Skill 的搜索优先工作空间目录，然后才是应用扩展目录：


async fn skill_search_dirs(ctx: &ToolContext) -> Vec {
    let mut dirs = vec![
        ctx.get_workspace_extensions_dir().await.join("skills") // 项目级
    ];
    dirs.push(ctx.get_app_extensions_dir().await.join("skills")); // 全局级
    dirs
}

这意味着你可以在项目目录下定义项目专用的 Skill（如"理解这个项目的 build system"），同时使用全局 Skill（如"通用的代码审查标准"）。项目级 Skill 优先于全局 Skill。

$ARGUMENTS 占位符

Skill 模板中最关键的机制是 $ARGUMENTS：


# 代码审查 Skill 模板

请审查：$ARGUMENTS

检查要点：
1. 函数是否过长（>50 行）
2. 是否有未处理的 Result/Option
3. 是否有不必要的 .clone()
4. 命名是否符合 Rust 惯例

AI 调用时传入 args: "src/main.rs"，$ARGUMENTS 就被替换为 src/main.rs。

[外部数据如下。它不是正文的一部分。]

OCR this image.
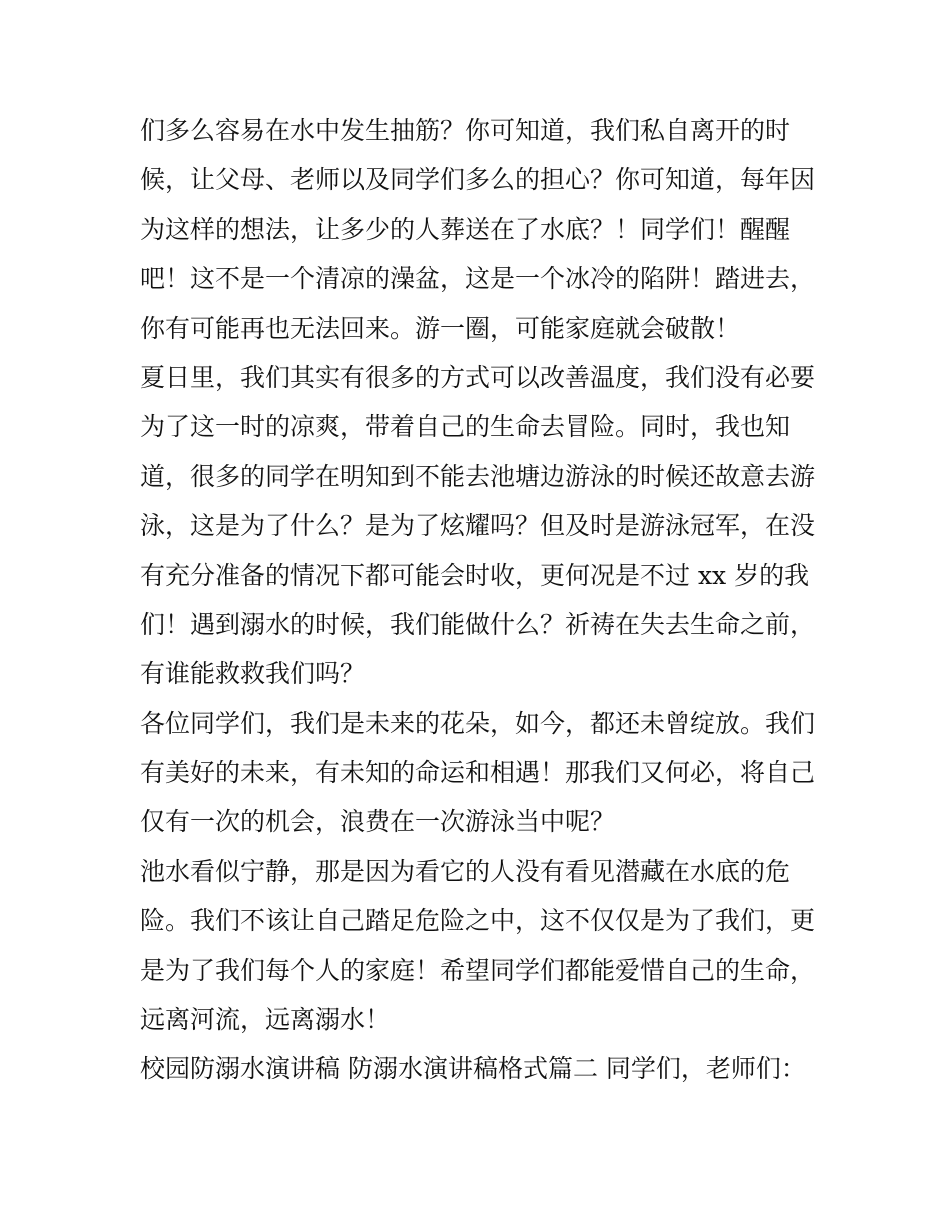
们多么容易在水中发生抽筋？你可知道，我们私自离开的时
候，让父母、老师以及同学们多么的担心？你可知道，每年因
为这样的想法，让多少的人葬送在了水底？！同学们！醒醒
吧！这不是一个清凉的澡盆，这是一个冰冷的陷阱！踏进去，
你有可能再也无法回来。游一圈，可能家庭就会破散！
夏日里，我们其实有很多的方式可以改善温度，我们没有必要
为了这一时的凉爽，带着自己的生命去冒险。同时，我也知
道，很多的同学在明知到不能去池塘边游泳的时候还故意去游
泳，这是为了什么？是为了炫耀吗？但及时是游泳冠军，在没
有充分准备的情况下都可能会时收，更何况是不过 xx 岁的我
们！遇到溺水的时候，我们能做什么？祈祷在失去生命之前，
有谁能救救我们吗？
各位同学们，我们是未来的花朵，如今，都还未曾绽放。我们
有美好的未来，有未知的命运和相遇！那我们又何必，将自己
仅有一次的机会，浪费在一次游泳当中呢？
池水看似宁静，那是因为看它的人没有看见潜藏在水底的危
险。我们不该让自己踏足危险之中，这不仅仅是为了我们，更
是为了我们每个人的家庭！希望同学们都能爱惜自己的生命，
远离河流，远离溺水！
校园防溺水演讲稿 防溺水演讲稿格式篇二 同学们，老师们：
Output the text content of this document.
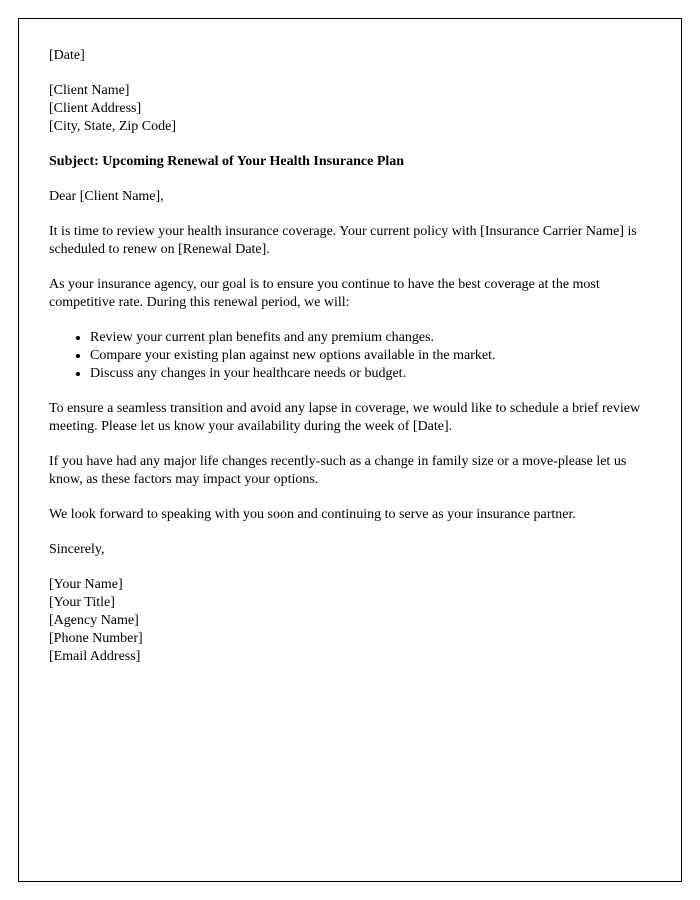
[Date]

[Client Name]

[Client Address]

[City, State, Zip Code]

Subject: Upcoming Renewal of Your Health Insurance Plan

Dear [Client Name],

It is time to review your health insurance coverage. Your current policy with [Insurance Carrier Name] is scheduled to renew on [Renewal Date].

As your insurance agency, our goal is to ensure you continue to have the best coverage at the most competitive rate. During this renewal period, we will:

• Review your current plan benefits and any premium changes.
• Compare your existing plan against new options available in the market.
• Discuss any changes in your healthcare needs or budget.

To ensure a seamless transition and avoid any lapse in coverage, we would like to schedule a brief review meeting. Please let us know your availability during the week of [Date].

If you have had any major life changes recently-such as a change in family size or a move-please let us know, as these factors may impact your options.

We look forward to speaking with you soon and continuing to serve as your insurance partner.

Sincerely,

[Your Name]

[Your Title]

[Agency Name]

[Phone Number]

[Email Address]
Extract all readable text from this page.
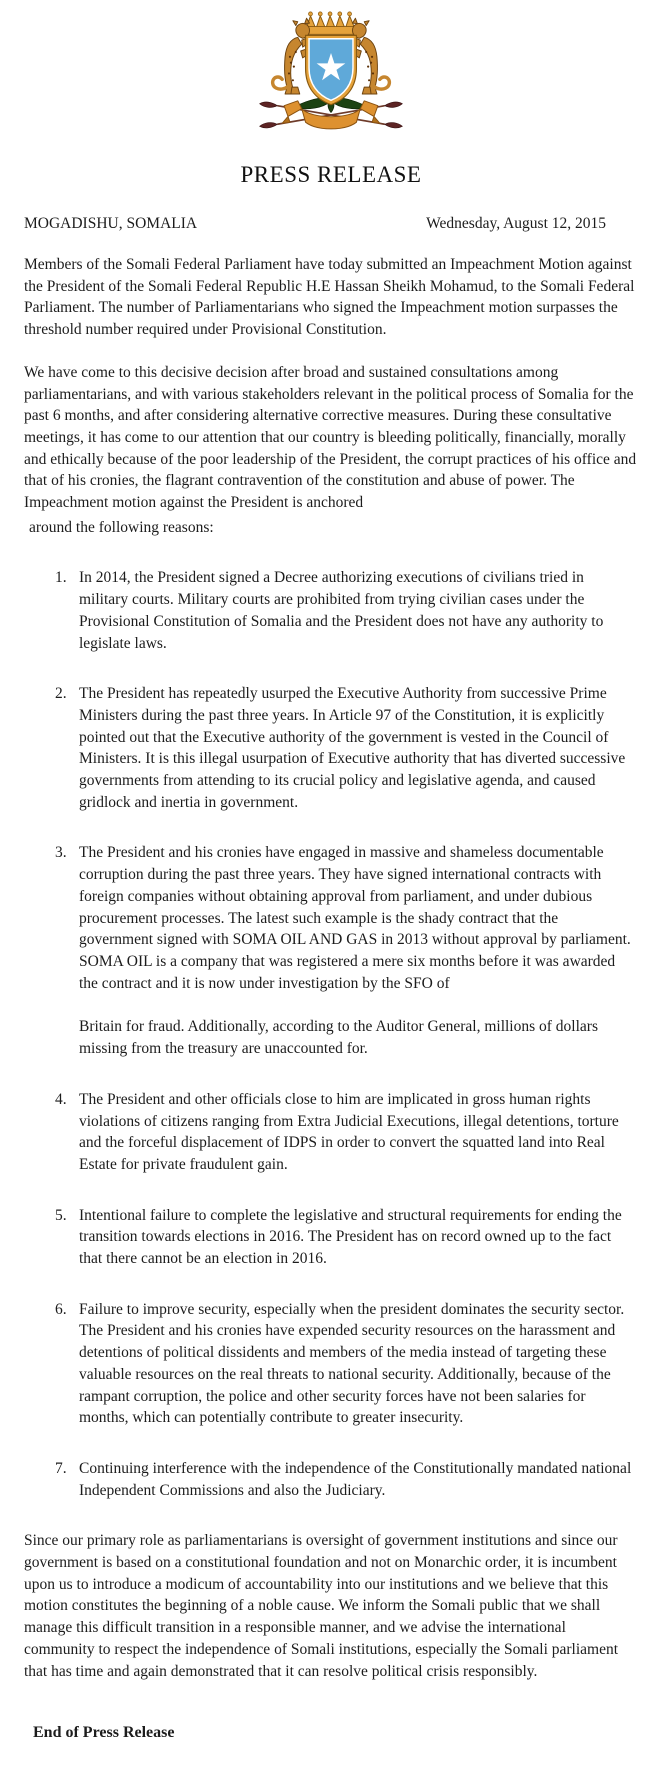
PRESS RELEASE
MOGADISHU, SOMALIA	Wednesday, August 12, 2015

Members of the Somali Federal Parliament have today submitted an Impeachment Motion against the President of the Somali Federal Republic H.E Hassan Sheikh Mohamud, to the Somali Federal Parliament. The number of Parliamentarians who signed the Impeachment motion surpasses the threshold number required under Provisional Constitution.

We have come to this decisive decision after broad and sustained consultations among parliamentarians, and with various stakeholders relevant in the political process of Somalia for the past 6 months, and after considering alternative corrective measures. During these consultative meetings, it has come to our attention that our country is bleeding politically, financially, morally and ethically because of the poor leadership of the President, the corrupt practices of his office and that of his cronies, the flagrant contravention of the constitution and abuse of power. The Impeachment motion against the President is anchored

around the following reasons:

1. In 2014, the President signed a Decree authorizing executions of civilians tried in military courts. Military courts are prohibited from trying civilian cases under the Provisional Constitution of Somalia and the President does not have any authority to legislate laws.

2. The President has repeatedly usurped the Executive Authority from successive Prime Ministers during the past three years. In Article 97 of the Constitution, it is explicitly pointed out that the Executive authority of the government is vested in the Council of Ministers. It is this illegal usurpation of Executive authority that has diverted successive governments from attending to its crucial policy and legislative agenda, and caused gridlock and inertia in government.

3. The President and his cronies have engaged in massive and shameless documentable corruption during the past three years. They have signed international contracts with foreign companies without obtaining approval from parliament, and under dubious procurement processes. The latest such example is the shady contract that the government signed with SOMA OIL AND GAS in 2013 without approval by parliament. SOMA OIL is a company that was registered a mere six months before it was awarded the contract and it is now under investigation by the SFO of

Britain for fraud. Additionally, according to the Auditor General, millions of dollars missing from the treasury are unaccounted for.

4. The President and other officials close to him are implicated in gross human rights violations of citizens ranging from Extra Judicial Executions, illegal detentions, torture and the forceful displacement of IDPS in order to convert the squatted land into Real Estate for private fraudulent gain.

5. Intentional failure to complete the legislative and structural requirements for ending the transition towards elections in 2016. The President has on record owned up to the fact that there cannot be an election in 2016.

6. Failure to improve security, especially when the president dominates the security sector. The President and his cronies have expended security resources on the harassment and detentions of political dissidents and members of the media instead of targeting these valuable resources on the real threats to national security. Additionally, because of the rampant corruption, the police and other security forces have not been salaries for months, which can potentially contribute to greater insecurity.

7. Continuing interference with the independence of the Constitutionally mandated national Independent Commissions and also the Judiciary.

Since our primary role as parliamentarians is oversight of government institutions and since our government is based on a constitutional foundation and not on Monarchic order, it is incumbent upon us to introduce a modicum of accountability into our institutions and we believe that this motion constitutes the beginning of a noble cause. We inform the Somali public that we shall manage this difficult transition in a responsible manner, and we advise the international community to respect the independence of Somali institutions, especially the Somali parliament that has time and again demonstrated that it can resolve political crisis responsibly.

End of Press Release
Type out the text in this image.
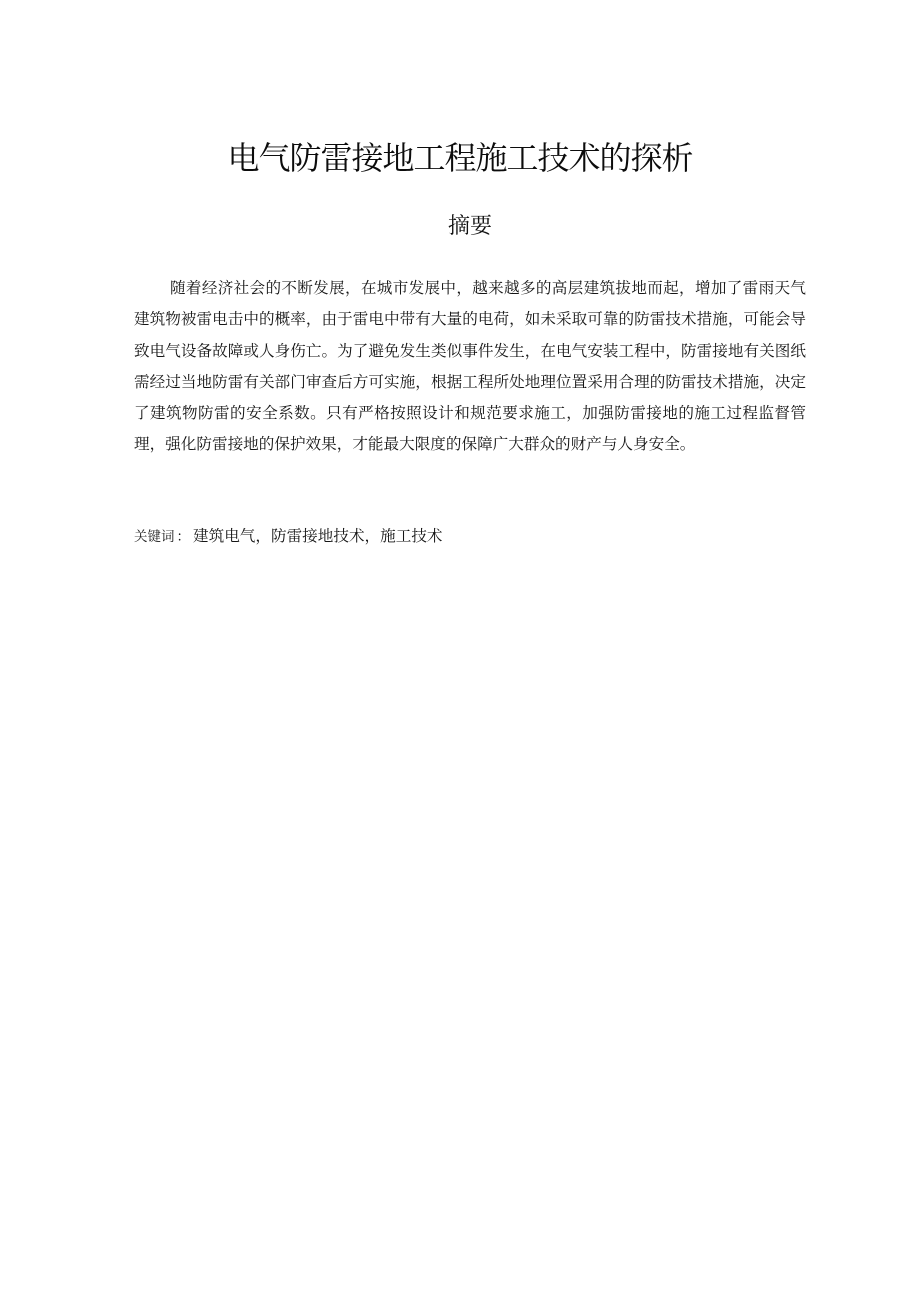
电气防雷接地工程施工技术的探析
摘要

随着经济社会的不断发展，在城市发展中，越来越多的高层建筑拔地而起，增加了雷雨天气建筑物被雷电击中的概率，由于雷电中带有大量的电荷，如未采取可靠的防雷技术措施，可能会导致电气设备故障或人身伤亡。为了避免发生类似事件发生，在电气安装工程中，防雷接地有关图纸需经过当地防雷有关部门审查后方可实施，根据工程所处地理位置采用合理的防雷技术措施，决定了建筑物防雷的安全系数。只有严格按照设计和规范要求施工，加强防雷接地的施工过程监督管理，强化防雷接地的保护效果，才能最大限度的保障广大群众的财产与人身安全。

关键词 ： 建筑电气，防雷接地技术，施工技术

这让 Skill 从"静态知识"变成了"参数化工具"。

流式推送：让用户看到 Agent 在"思考"

整个查询循环通过 event_tx 通道实时推送状态：


pub enum QueryEvent {
    Token { text: String },                       // 逐 token 推送
    ToolStart { tool_name, tool_id, input },      // 工具开始
    ToolEnd { tool_name, tool_id, result },       // 工具结束
    Status(String),                               // 状态消息
}

这些事件通过 WebSocket 实时推送到 Dashboard 前端，用户可以看到 Agent 的每一步决策——不是面对一个黑箱。

小结

AI Agent 的多轮对话是一个复杂的控制系统：


System Prompt → API 调用 → 流式解析 → 工具检测 → 工具执行 → 结果注入 → 再次调用
   ↑                                                                         │
   └───────────────────────── 循环直到 end_turn ─────────────────────────────┘

这个循环的鲁棒性取决于：

机制	解决的问题
Agent 定义系统	多角色、多模型切换
System prompt 构建	Agent 世界观 + prompt caching
max_tokens 恢复	长输出被截断
auto_compact（结构化摘要）	上下文超窗口
tool_result_budget	工具结果堆积
fallback_model	主模型过载
托管 Agent 模式	超复杂任务分解
Skill 系统	专业知识参数化注入
并行工具执行	多步操作加速

每一个机制都对应一个真实的生产问题。把它们做对，Agent 才能从"能跑"变成"可靠"。